Тогда молодая женщина замкнулась в угрюмом молчании; взор ее блуждал по голым стенам просторной передней.
И вот послышался звон колокольчика; во двор вкатилась карета, и уже новый пристав, войдя, сообщил Лоренце, что г-н де Сартин ждет ее.
Лоренца поднялась и прошла через две залы, полные людей, чьи лица выглядели подозрительно, а наряды еще более замысловато, чем ее собственный; наконец ее ввели в большой восьмиугольный кабинет, освещенный множеством свечей.
Мужчина лет пятидесяти — пятидесяти пяти, в халате, в огромном пушистом парике, осыпанном пудрой и отменно завитом, работал, сидя за неким высоким сооружением, верхняя часть коего напоминала собою шкаф и была снабжена двумя зеркальными дверцами: хозяин кабинета мог, не утруждая себя, видеть каждого, кто к нему входил, и изучить лицо посетителя прежде, чем тот успеет скроить подобающую мину.
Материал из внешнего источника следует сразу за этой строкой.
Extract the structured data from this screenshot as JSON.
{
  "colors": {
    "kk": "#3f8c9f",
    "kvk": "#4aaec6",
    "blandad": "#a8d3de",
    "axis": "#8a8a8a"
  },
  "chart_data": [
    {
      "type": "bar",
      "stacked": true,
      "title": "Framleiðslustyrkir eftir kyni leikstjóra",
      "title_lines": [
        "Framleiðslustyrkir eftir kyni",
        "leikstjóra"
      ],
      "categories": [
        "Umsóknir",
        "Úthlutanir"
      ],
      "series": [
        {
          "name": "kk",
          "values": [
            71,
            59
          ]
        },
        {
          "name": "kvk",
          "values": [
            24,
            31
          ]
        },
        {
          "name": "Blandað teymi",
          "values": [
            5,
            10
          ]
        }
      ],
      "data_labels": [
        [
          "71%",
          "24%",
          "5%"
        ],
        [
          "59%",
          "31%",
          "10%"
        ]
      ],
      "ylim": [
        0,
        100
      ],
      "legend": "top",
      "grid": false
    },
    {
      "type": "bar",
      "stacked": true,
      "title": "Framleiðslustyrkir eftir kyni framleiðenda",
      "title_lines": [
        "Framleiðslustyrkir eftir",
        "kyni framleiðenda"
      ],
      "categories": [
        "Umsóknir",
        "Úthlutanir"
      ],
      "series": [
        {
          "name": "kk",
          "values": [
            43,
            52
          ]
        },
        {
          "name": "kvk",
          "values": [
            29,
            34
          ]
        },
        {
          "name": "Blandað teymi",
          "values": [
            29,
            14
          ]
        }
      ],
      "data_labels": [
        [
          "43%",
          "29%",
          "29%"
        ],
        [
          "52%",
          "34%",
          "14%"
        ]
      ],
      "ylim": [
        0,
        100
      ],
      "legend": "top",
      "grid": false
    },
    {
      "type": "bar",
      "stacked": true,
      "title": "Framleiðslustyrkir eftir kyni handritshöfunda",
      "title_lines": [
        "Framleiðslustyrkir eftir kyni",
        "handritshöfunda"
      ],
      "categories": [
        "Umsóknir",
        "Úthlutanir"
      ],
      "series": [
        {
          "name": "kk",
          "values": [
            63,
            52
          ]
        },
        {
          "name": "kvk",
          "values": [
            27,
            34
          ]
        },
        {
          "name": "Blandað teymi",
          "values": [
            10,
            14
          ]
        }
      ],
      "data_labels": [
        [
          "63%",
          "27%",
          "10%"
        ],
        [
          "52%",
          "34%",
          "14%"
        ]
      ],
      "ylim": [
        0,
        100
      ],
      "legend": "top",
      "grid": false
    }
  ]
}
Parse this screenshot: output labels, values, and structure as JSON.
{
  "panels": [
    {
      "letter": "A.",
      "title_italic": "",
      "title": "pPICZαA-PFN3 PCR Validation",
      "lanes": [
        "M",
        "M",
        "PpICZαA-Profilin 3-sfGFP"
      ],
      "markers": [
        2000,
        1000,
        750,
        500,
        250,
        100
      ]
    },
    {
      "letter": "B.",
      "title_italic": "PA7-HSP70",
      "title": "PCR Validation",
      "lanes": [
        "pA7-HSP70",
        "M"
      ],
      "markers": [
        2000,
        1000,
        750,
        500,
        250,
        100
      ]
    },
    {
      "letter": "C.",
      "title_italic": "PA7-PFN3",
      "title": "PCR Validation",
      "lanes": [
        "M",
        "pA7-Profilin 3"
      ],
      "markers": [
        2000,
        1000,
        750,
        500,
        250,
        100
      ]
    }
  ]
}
Нижняя часть сооружения являла собой секретер со множеством выдвижных ящиков розового дерева; каждый ящик замыкался с помощью определенной комбинации букв. Здесь у г-на де Сартина были заперты бумаги и счета, которых никому не дано было прочесть при его жизни, поскольку секреты замков были известны ему одному; даже после его смерти никто не сумел бы туда проникнуть — разве что отыскал бы в самом потайном ящичке шифр, пользуясь которым, можно было отомкнуть остальные.
За зеркальными дверцами верхней части этого секретера, или, если угодно, бюро, находились двенадцать ящиков, которые также запирались посредством невидимого механизма; это сооружение, изготовленное специально для регента, хранившего там свои химические и политические тайны, было преподнесено принцем в дар Дюбуа, а от Дюбуа перешло к г-ну Домбревалю, начальнику полиции; от него-то и унаследовал г-н де Сартин и секретер, и его секрет; однако пользоваться им г-н де Сартин решился не прежде, чем умер даритель, да и то переменил шифры всех замков. В свете немало было толков об этом секретере; поговаривали, что уж больно крепко он замыкается и, надо думать, г-н де Сартин хранит в нем не только свои парики.
Фрондеры, коих в те времена было предостаточно, утверждали, что, если бы можно было читать сквозь дверцы этого шкафа, там наверняка обнаружились бы в одном из ящиков те достославные договоры, в силу которых Людовик XV при посредстве своего преданного агента г-на де Сартина спекулировал зерном.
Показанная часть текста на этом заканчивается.